Still, the resolution provoked a furious reaction from Pakistani politicians and media. Pakistan's Prime Minister Yousaf Raza Gilani called it an attack on Pakistani sovereignty, while Pakistan's ambassador to Washington, Sherry Rehman, warned it could seriously impact Pakistan-U.S. relations.
The Pakistani press has gone further, accusing the U.S. of having a hidden agenda to impose an American-friendly government in an independent greater Baluchistan that would encompass not only Pakistan's largest province, but also parts of southern Afghanistan and Iran, where many Baluch people live.
Shaikh says the hysteria and paranoia that has erupted in reaction to the resolution reflects the strained relations between the U.S. and Pakistan. Reports of U.S. drone strikes killing Pakistanis and the covert U.S. military operation on Pakistani soil that killed Osama bin Laden are viewed by many in Pakistan as violations of the country's territorial integrity and have increased anti-American sentiment.
With tensions already high, Shaikh says responsible leaders and the media need to be careful not to overreact.

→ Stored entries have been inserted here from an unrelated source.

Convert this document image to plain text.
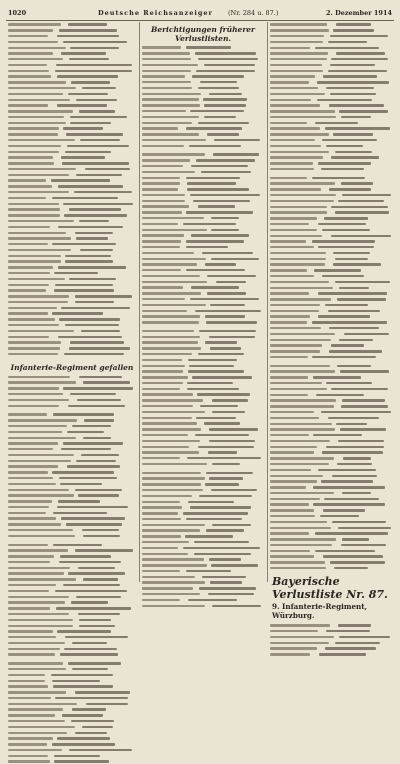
1020	Deutsche Reichsanzeiger (Nr. 284 u. 87.)	2. Dezember 1914
Infanterie-Regiment gefallen
Berichtigungen früherer Verlustlisten.
Bayerische Verlustliste Nr. 87.
9. Infanterie-Regiment, Würzburg.
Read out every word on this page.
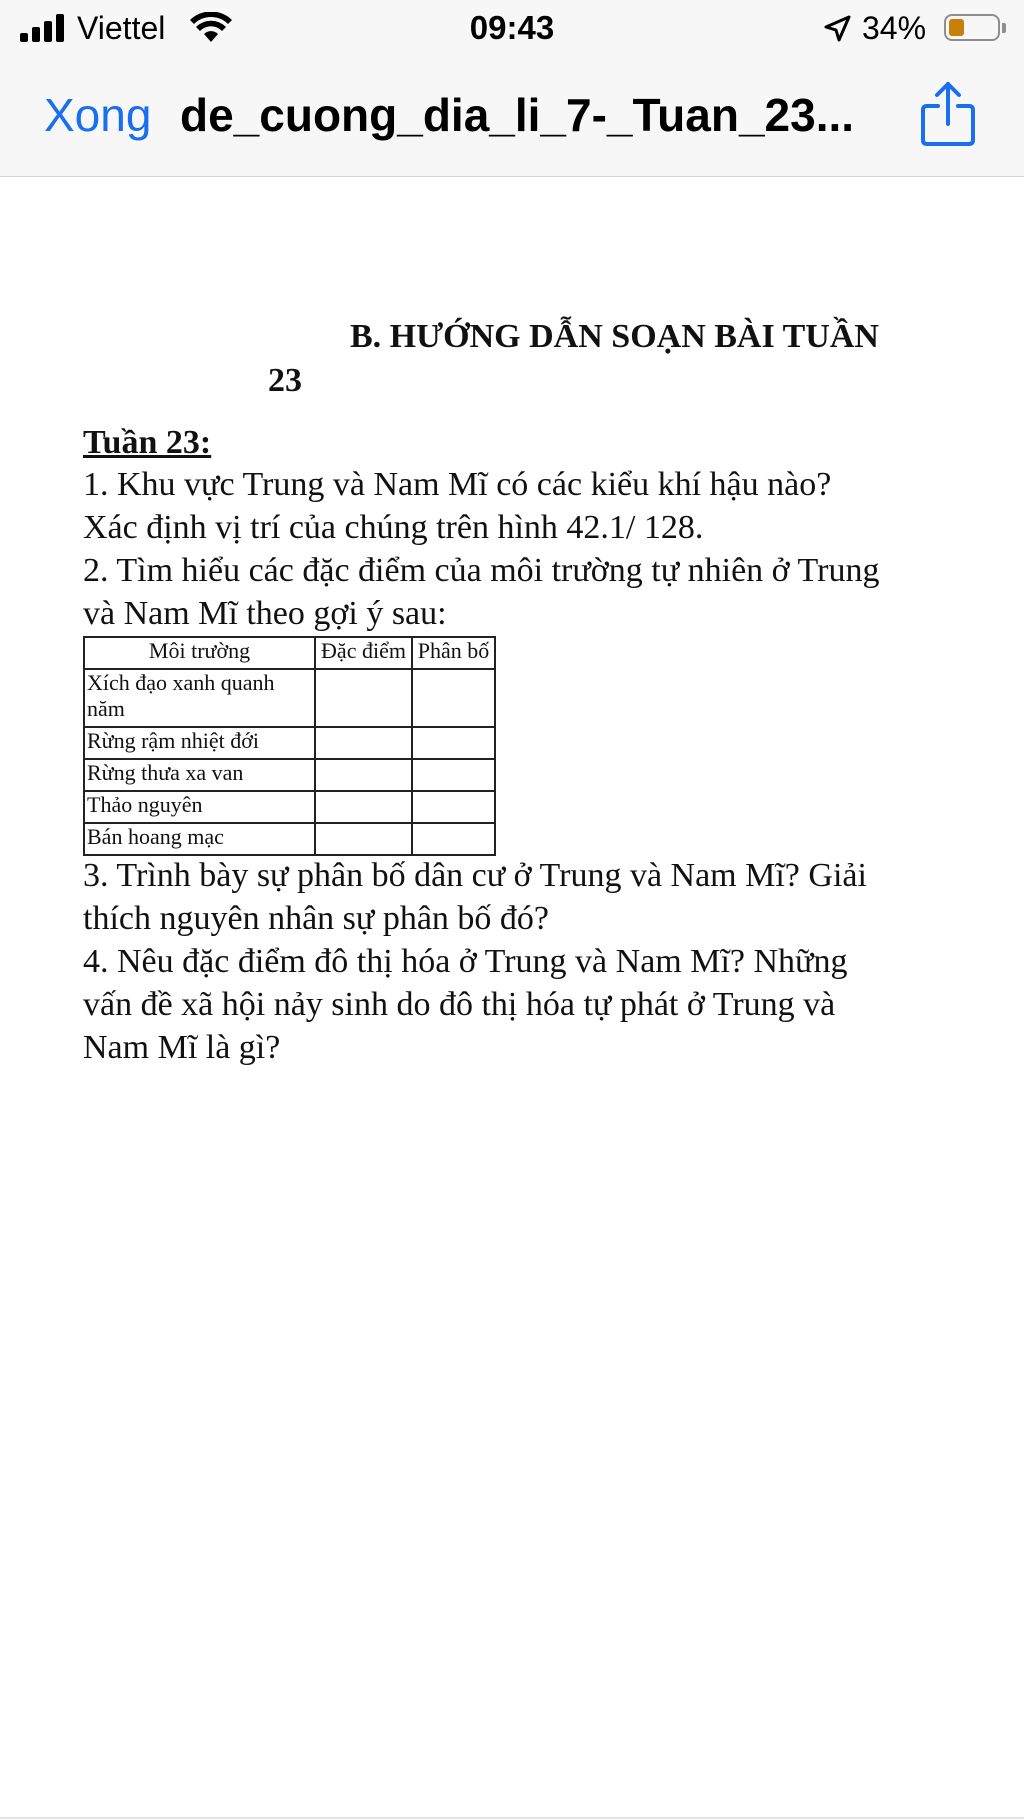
Viettel	09:43	34%
Xong de_cuong_dia_li_7-_Tuan_23...
B. HƯỚNG DẪN SOẠN BÀI TUẦN
23
Tuần 23:

1. Khu vực Trung và Nam Mĩ có các kiểu khí hậu nào?

Xác định vị trí của chúng trên hình 42.1/ 128.

2. Tìm hiểu các đặc điểm của môi trường tự nhiên ở Trung

và Nam Mĩ theo gợi ý sau:

Môi trường	Đặc điểm	Phân bố

Xích đạo xanh quanh
năm		

Rừng rậm nhiệt đới		
Rừng thưa xa van		
Thảo nguyên		
Bán hoang mạc		

3. Trình bày sự phân bố dân cư ở Trung và Nam Mĩ? Giải

thích nguyên nhân sự phân bố đó?

4. Nêu đặc điểm đô thị hóa ở Trung và Nam Mĩ? Những

vấn đề xã hội nảy sinh do đô thị hóa tự phát ở Trung và

Nam Mĩ là gì?
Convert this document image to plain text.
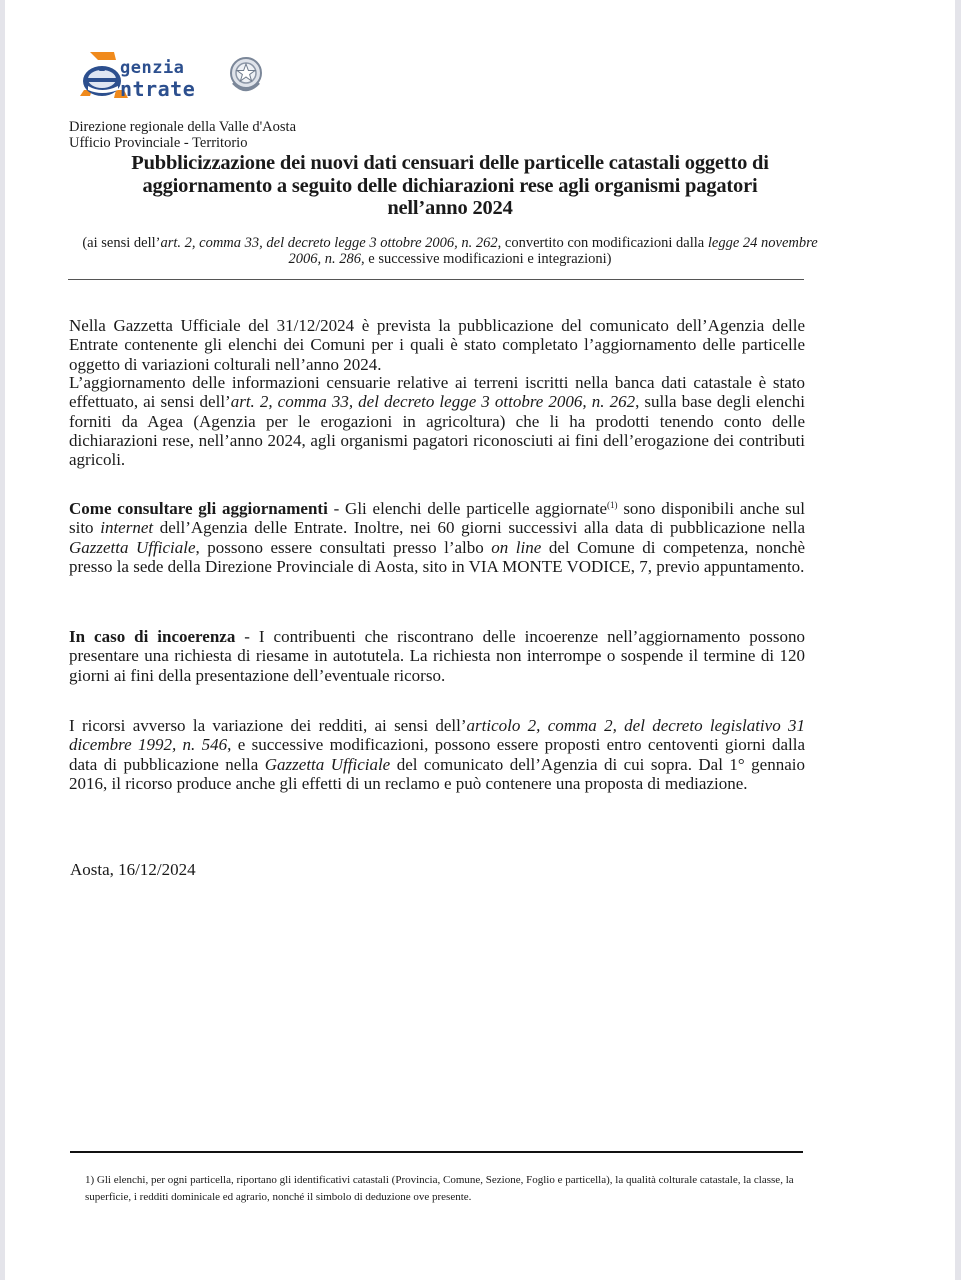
genzia
ntrate
Direzione regionale della Valle d'Aosta
Ufficio Provinciale - Territorio
Pubblicizzazione dei nuovi dati censuari delle particelle catastali oggetto di
aggiornamento a seguito delle dichiarazioni rese agli organismi pagatori
nell’anno 2024
(ai sensi dell’art. 2, comma 33, del decreto legge 3 ottobre 2006, n. 262, convertito con modificazioni dalla legge 24 novembre 2006, n. 286, e successive modificazioni e integrazioni)
Nella Gazzetta Ufficiale del 31/12/2024 è prevista la pubblicazione del comunicato dell’Agenzia delle Entrate contenente gli elenchi dei Comuni per i quali è stato completato l’aggiornamento delle particelle oggetto di variazioni colturali nell’anno 2024.
L’aggiornamento delle informazioni censuarie relative ai terreni iscritti nella banca dati catastale è stato effettuato, ai sensi dell’art. 2, comma 33, del decreto legge 3 ottobre 2006, n. 262, sulla base degli elenchi forniti da Agea (Agenzia per le erogazioni in agricoltura) che li ha prodotti tenendo conto delle dichiarazioni rese, nell’anno 2024, agli organismi pagatori riconosciuti ai fini dell’erogazione dei contributi agricoli.
Come consultare gli aggiornamenti - Gli elenchi delle particelle aggiornate$^{(1)}$ sono disponibili anche sul sito internet dell’Agenzia delle Entrate. Inoltre, nei 60 giorni successivi alla data di pubblicazione nella Gazzetta Ufficiale, possono essere consultati presso l’albo on line del Comune di competenza, nonchè presso la sede della Direzione Provinciale di Aosta, sito in VIA MONTE VODICE, 7, previo appuntamento.
In caso di incoerenza - I contribuenti che riscontrano delle incoerenze nell’aggiornamento possono presentare una richiesta di riesame in autotutela. La richiesta non interrompe o sospende il termine di 120 giorni ai fini della presentazione dell’eventuale ricorso.
I ricorsi avverso la variazione dei redditi, ai sensi dell’articolo 2, comma 2, del decreto legislativo 31 dicembre 1992, n. 546, e successive modificazioni, possono essere proposti entro centoventi giorni dalla data di pubblicazione nella Gazzetta Ufficiale del comunicato dell’Agenzia di cui sopra. Dal 1° gennaio 2016, il ricorso produce anche gli effetti di un reclamo e può contenere una proposta di mediazione.
Aosta, 16/12/2024
1) Gli elenchi, per ogni particella, riportano gli identificativi catastali (Provincia, Comune, Sezione, Foglio e particella), la qualità colturale catastale, la classe, la superficie, i redditi dominicale ed agrario, nonché il simbolo di deduzione ove presente.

"I think that whatever the state of relations, it is necessary for both the Foreign Office and for a free and responsible media to be slightly more circumspect and [refrain from] drawing conclusions until it knows all the facts," added Shaikh.
Also lost in the controversy over territorial integrity are real concerns about human right violations in the province, which have received little international attention. Amnesty International says Baluchistan is one of the most militarized regions of Pakistan, where armed sectarian groups, government security forces and criminal gangs operate with impunity.
I. A. Rehman, the secretary general of Pakistan's Human Rights Commission, says there has been a surge in accusations that state security agencies in the region have engaged in murder, kidnapping and torture.
"Quite a substantive number of people from Baluchistan have disappeared over the last couple of years," said Rehman. "And the families insist that they have been picked up by security agencies. And what is worse, for about a year the missing persons have been appearing dead."
He says making the issue about national integrity and pride serves only to keep serious human rights issues off the agenda and makes it more difficult for the U.S. and Pakistan to renew normal diplomatic relations.